R3-Avatar: Record and Retrieve Temporal Codebook for Reconstructing Photorealistic Human Avatars
Yifan Zhan, Wangze Xu, Qingtian Zhu, Muyao Niu, Mingze Ma, Yifei Liu, Zhihang Zhong, Xiao Sun, Yinqiang Zheng
TL;DR
R3-Avatar introduces a record-retrieve-reconstruct framework to balance high-fidelity rendering and animatability for photorealistic human avatars. It records temporal appearance variations in a timestamp-conditioned codebook via a hex-plane spatio-temporal encoder and a 4D Gaussian decoder, then retrieves timestamps for novel poses using body-part-wise pose similarity and temporal smoothing to enable smooth animation. The approach achieves state-of-the-art performance on datasets with complex clothing, outperforming both rendering-based and animatable baselines in novel-view rendering and novel-pose animation. By decoupling non-rigid appearance from rigid motion and using a retrieval-based augmentation of appearance, it enables robust generalization to unseen poses and supports integration with 3D Gaussian Splatting pipelines for immersive AR/VR applications.
Abstract
We present R3-Avatar, incorporating a temporal codebook, to overcome the inability of human avatars to be both animatable and of high-fidelity rendering quality. Existing video-based reconstruction of 3D human avatars either focuses solely on rendering, lacking animation support, or learns a pose-appearance mapping for animating, which degrades under limited training poses or complex clothing. In this paper, we adopt a "record-retrieve-reconstruct" strategy that ensures high-quality rendering from novel views while mitigating degradation in novel poses.
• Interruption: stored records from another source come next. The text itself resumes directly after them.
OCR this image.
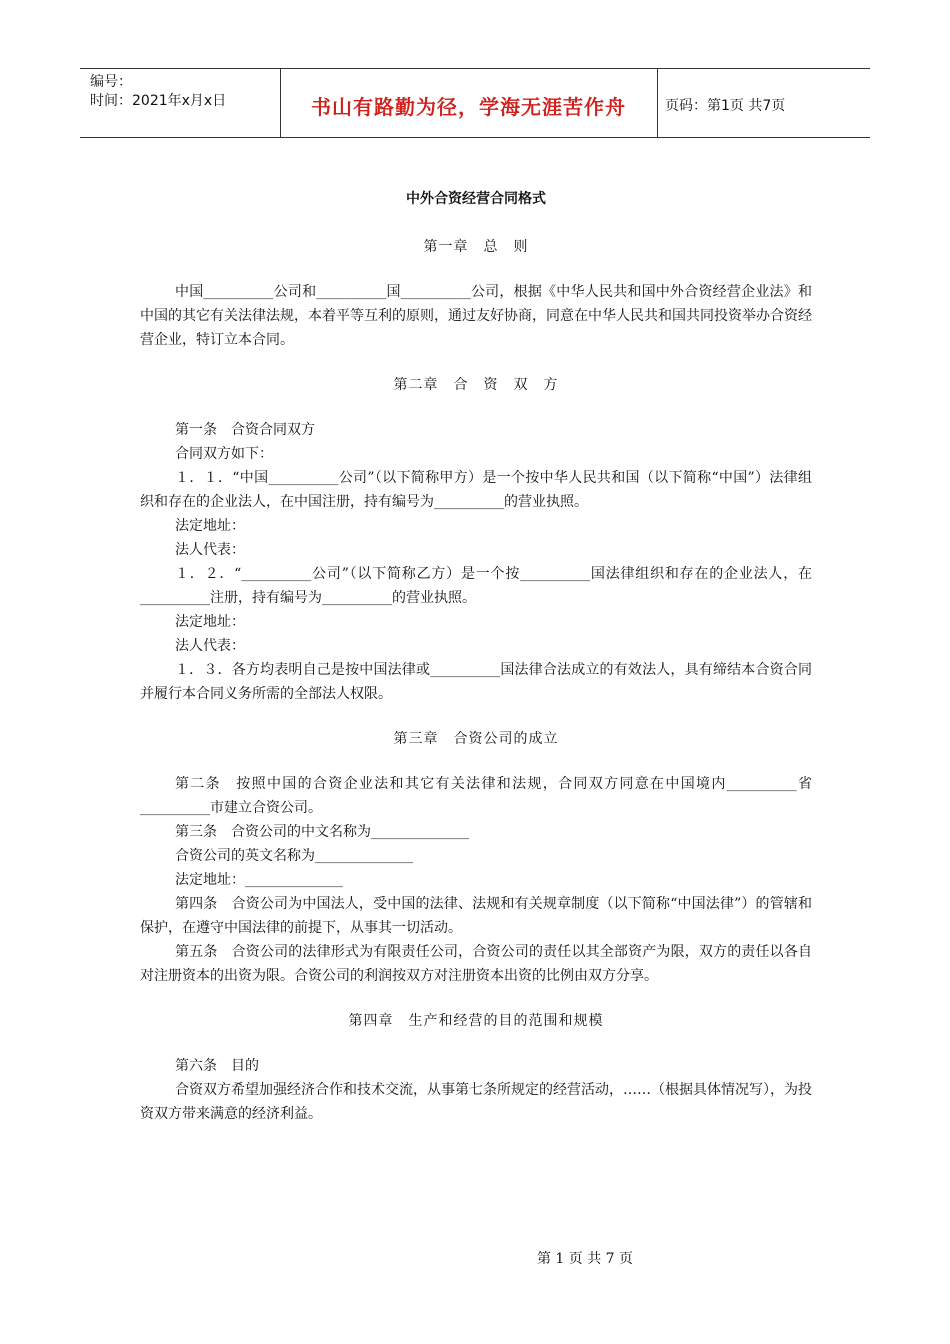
编号：
时间：2021年x月x日	书山有路勤为径，学海无涯苦作舟	页码：第1页 共7页
中外合资经营合同格式
第一章　总　则

中国__________公司和__________国__________公司，根据《中华人民共和国中外合资经营企业法》和中国的其它有关法律法规，本着平等互利的原则，通过友好协商，同意在中华人民共和国共同投资举办合资经营企业，特订立本合同。

第二章　合　资　双　方

第一条　合资合同双方

合同双方如下：

１．１．“中国__________公司”（以下简称甲方）是一个按中华人民共和国（以下简称“中国”）法律组织和存在的企业法人，在中国注册，持有编号为__________的营业执照。

法定地址：

法人代表：

１．２．“__________公司”（以下简称乙方）是一个按__________国法律组织和存在的企业法人，在__________注册，持有编号为__________的营业执照。

法定地址：

法人代表：

１．３．各方均表明自己是按中国法律或__________国法律合法成立的有效法人，具有缔结本合资合同并履行本合同义务所需的全部法人权限。

第三章　合资公司的成立

第二条　按照中国的合资企业法和其它有关法律和法规，合同双方同意在中国境内__________省__________市建立合资公司。

第三条　合资公司的中文名称为______________

合资公司的英文名称为______________

法定地址：______________

第四条　合资公司为中国法人，受中国的法律、法规和有关规章制度（以下简称“中国法律”）的管辖和保护，在遵守中国法律的前提下，从事其一切活动。

第五条　合资公司的法律形式为有限责任公司，合资公司的责任以其全部资产为限，双方的责任以各自对注册资本的出资为限。合资公司的利润按双方对注册资本出资的比例由双方分享。

第四章　生产和经营的目的范围和规模

第六条　目的

合资双方希望加强经济合作和技术交流，从事第七条所规定的经营活动，……（根据具体情况写），为投资双方带来满意的经济利益。

第 1 页 共 7 页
Specifically, disambiguating timestamps record temporal appearance variations in a codebook, ensuring high-fidelity novel-view rendering, while novel poses retrieve corresponding timestamps by matching the most similar training poses for augmented appearance. Our R3-Avatar outperforms cutting-edge video-based human avatar reconstruction, particularly in overcoming visual quality degradation in extreme scenarios with limited training human poses and complex clothing.